La société allemande RWE a décidé de retirer sa participation de 16,69 % dans le projet Adria LNG, annoncé aujourd’hui par le consortium Adria LNG, qui souligne que cela n’affectera pas l’avancement et la réalisation du projet.
Conformément aux actes fondateurs de la société, les participations de RWE seront transférées aux autres membres de la société – à l’allemand E.ON Ruhrgas, à l’autrichien OMV Gas & Power, au français Total et au slovène Geoplin. "Pour E.ON Ruhrgas, OMV Gas & Power, Total et Geoplin, le projet de construction d’un terminal GNL sur l’île de Krk en Croatie est un projet stratégique GNL très important en Europe," souligne Adria LNG dans un communiqué concernant le changement de structure de propriété dans le consortium Adria LNG. Ils insistent sur le fait que tous ces changements concernent la participation des partenaires étrangers et que 25 % de la participation est toujours réservée aux partenaires croates. "Tous ces changements concernent la participation de 75 % dans le consortium Adria LNG, 25 % de la participation étant toujours réservée aux partenaires croates – des entreprises que le gouvernement croate a nommées par sa décision du 16 juillet pour participer à la construction du terminal GNL – INA, HEP et Plinacro," soulignent-ils depuis Adria LNG.

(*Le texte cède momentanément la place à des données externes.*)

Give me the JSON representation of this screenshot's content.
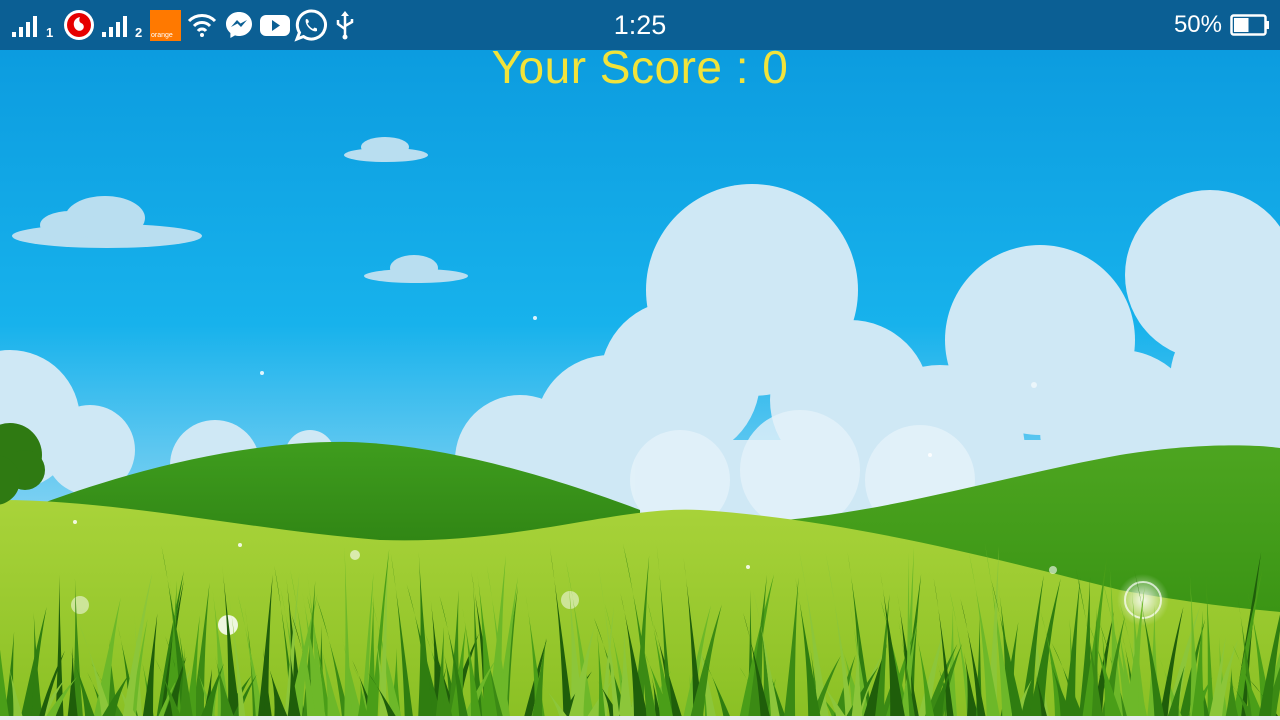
{
  "status_bar": {
    "sim1_index": "1",
    "sim2_index": "2",
    "carrier2_label": "orange",
    "time": "1:25",
    "battery_percent": "50%",
    "battery_level": 0.5,
    "icons": [
      "signal-sim1-icon",
      "vodafone-icon",
      "signal-sim2-icon",
      "orange-icon",
      "wifi-icon",
      "messenger-icon",
      "youtube-icon",
      "whatsapp-icon",
      "usb-icon",
      "battery-icon"
    ]
  },
  "game": {
    "score_text": "Your Score : 0"
  },
  "colors": {
    "status_bar_bg": "#0b5f94",
    "score_text": "#f2e33a",
    "sky_top": "#0a9fe0",
    "grass": "#7cc31e"
  }
}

Ils déclarent également que "ce n’est pas inhabituel qu’un partenaire décide de quitter le projet dans de tels grands projets, dont l’achèvement réussi nécessite parfois des années." Concernant la réalisation effective du projet de construction du terminal GNL sur Krk, Adria LNG rappelle que la procédure d’obtention d’un permis d’emplacement a commencé au début de l’année, et "ils espèrent obtenir le permis d’emplacement au premier trimestre de 2010." De plus, l’étude d’impact environnemental a été soumise au ministère de la Protection de l’environnement, de l’Aménagement du territoire et de la Construction, et une campagne éducative a également commencé, visant à informer et éduquer les citoyens sur le GNL et le projet Adria LNG, permettant ainsi une discussion publique de qualité, qui devrait commencer à la fin octobre.